Maurice (aka DJ Screwpulous) has been a stalwart of the gay clubbing scene in the UK and abroad since he began DJing professionally in Bristol in the 1990s. He has held long-term residencies at clubs such as Club 46 in Bristol, Subline in Brighton and The Eagle in London, as well as 25 years worth of appearances everywhere from Poland to Ibiza and regular broadcast guest slots.”My first ever DJ appearances were in a gender neutral non judgemental club in Bristol where people came together because of their diversity and difference, rather than despite it. Like many of my generation, my personal journey from West Country teenager to adult gay man, took may twists and turns, but the one thing that I have found and has kept drawing me back to Brighton is quirky tolerance.”
Adrian spent 25 years as a gigging saxophonist and began his music career in Australia as a radio DJ, hosting a weekly all-night show on Adelaide’s 5MMM:FM before relocating to the UK in 1989. Having picked up numerous degrees in his spare time he alternated working as a journalist, a literary agent and a publican, with gigging at events and music festivals with a wide range of bands and music groups. Having clocked up over 200 stage appearances at Glastonbury alone (yes that is possible!), he has come a long way from the timid classical flautist wondering where to go?

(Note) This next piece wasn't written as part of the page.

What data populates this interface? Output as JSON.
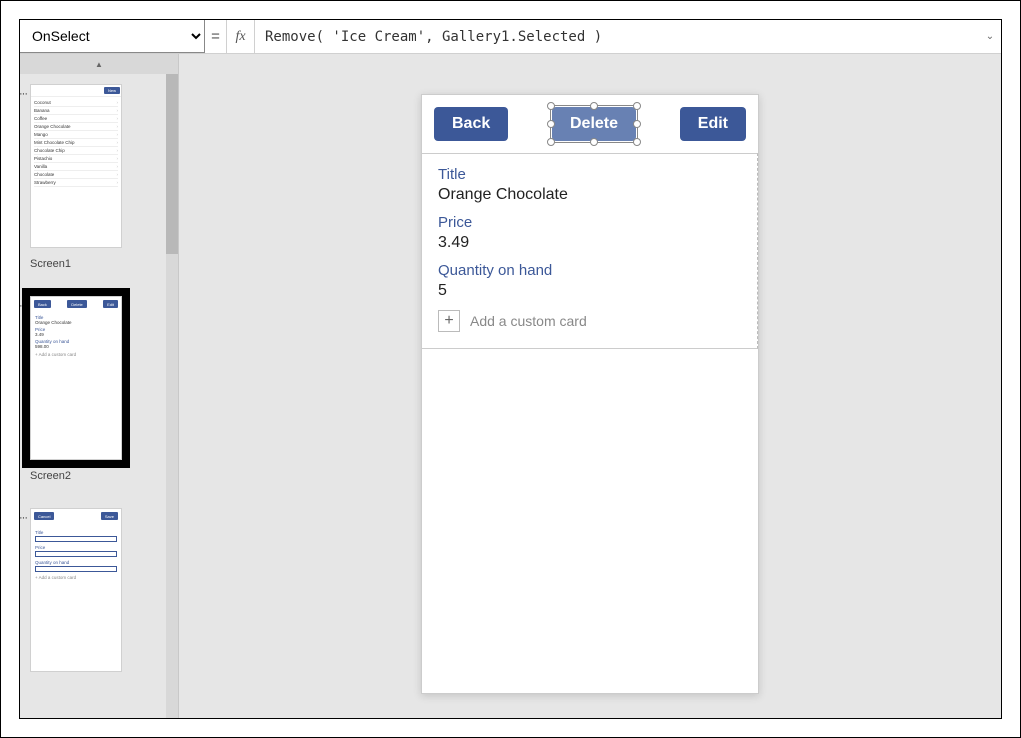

With their combined lifetime of music commitments neither Adrian nor Maurice have had a weekend off from 1981 until the lockdown last year. Despite hitting the decks together a number of times over the last 5 years Tell Me Why is, much to their surprise, the first time Adrian and Maurice have formally collaborated on a project. "With lockdown the whole musical world has been turned on its head and then turned on its head again. Clubs, venues, touring bands, everything that drives music forward and gives musicians a platform to reach their audience has been interrupted. Also the public’s gateway to new musical adventures has been stopped dead in its tracks. Bit instead of being lost, we are really thrilled that Tell Me Why came along, a show that brings together the soundtrack to much of our lives from the 80s to today. It comes out of the cheeky, adventurous and irreverent subcultures of the underground marries in an unholy union with the mass sensibilities of pop and makes something that feels new and exciting. We all stand on our collective past experiences but look firmly into the future. The events of 2020-2021 have made us take stock of who and where we are. It also gives the chance to stop and look at what we are doing. This is a turning point in history, music and life , and like all turning points it is an opportunity to acknowledge where we have come from, to pay tribute to the brave souls before us. We owe it to those who sacrificed their life and Liberty to give us the freedom to be ourselves, to evolve into something new, vibrant and different, much like this show.”
Screwpulous & Pescatore are working on a series of new projects - as well and returning to study to refresh up their production and electronic music qualifications, restoring and customising vintage audio equipment, and have been brewing some new remixes and edits for release later in 2021.